Una figura femminile che guarda avanti, fiera, elegante, con una spada che non richiama la guerra ma la forza della cultura. È questa l’immagine che il maestro Alex Caminiti consegna al pubblico con “Italia”, la monumentale scultura destinata a diventare ambasciatrice dei valori culturali del nostro Paese e, nelle intenzioni dell’artista, a intraprendere un lungo viaggio che potrebbe condurla fino alle Olimpiadi di Los Angeles del 2028.

Il primo passo è già fissato: il 12 settembre prenderà il via un percorso che attraverserà diverse città italiane, trasformando l’opera in un simbolo itinerante di aggregazione, sport, identità e condivisione.

Alta oltre tre metri e con un peso di circa 300 chilogrammi, la statua raffigura una giovane Italia. Il volto è quello di Ginevra Maria, figlia dell’artista e modella dell’opera. Una scelta che va ben oltre l’aspetto estetico: Caminiti immagina una nazione che, pur affondando le proprie radici in una storia millenaria, continua a conservare la freschezza, l’entusiasmo e la capacità di guardare al futuro con gli occhi delle nuove generazioni.

Ogni dettaglio racconta un’idea precisa di Paese. L’arte, l’architettura, il patrimonio culturale, lo stile, lo sport, la bellezza e l’eleganza diventano gli elementi di una narrazione che rende omaggio a ciò che l’Italia ha saputo donare al mondo nei secoli.

La spada impugnata dalla giovane figura è il cuore del messaggio dell’opera. Non rappresenta la forza delle armi, ma quella della cultura. È una “spada culturale”, come la definisce lo stesso Caminiti: uno strumento simbolico capace di difendere libertà, memoria e identità, tagliando le ipocrisie e ricordando quanto la bellezza possa diventare essa stessa un atto di resistenza.

L’artista riflette anche sul significato della parola “Italia”, un concetto che nel tempo ha assunto forme diverse senza mai perdere il proprio valore più profondo. Se i confini sono cambiati, il senso di appartenenza continua a vivere nella storia, nella lingua, nelle tradizioni e nella cultura di un popolo. In un’epoca segnata dalla globalizzazione, Caminiti legge un rinnovato desiderio di identità e solidarietà, interpretandolo come un’opportunità per riscoprire le radici senza rinunciare al dialogo con il mondo.
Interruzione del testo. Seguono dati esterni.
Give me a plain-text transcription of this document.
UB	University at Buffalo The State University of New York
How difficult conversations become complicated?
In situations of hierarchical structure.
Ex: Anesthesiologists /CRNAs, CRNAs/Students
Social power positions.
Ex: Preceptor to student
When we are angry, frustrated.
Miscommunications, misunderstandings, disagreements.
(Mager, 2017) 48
Il progetto prevede che la scultura possa essere ospitata in alcuni dei luoghi più rappresentativi del patrimonio italiano. Tra le ipotesi figurano il Parco archeologico del Colosseo e Palazzo delle Aquile a Palermo, contesti nei quali l’opera acquisterebbe un ulteriore valore simbolico, entrando in dialogo con la storia e con i luoghi che meglio raccontano la civiltà italiana.

Più che una semplice scultura, “Italia” nasce come un manifesto artistico. Un invito a riconoscersi nella cultura, nella bellezza e nei valori condivisi, con lo sguardo rivolto al futuro e la consapevolezza di una storia che continua a essere il patrimonio più prezioso del nostro Paese.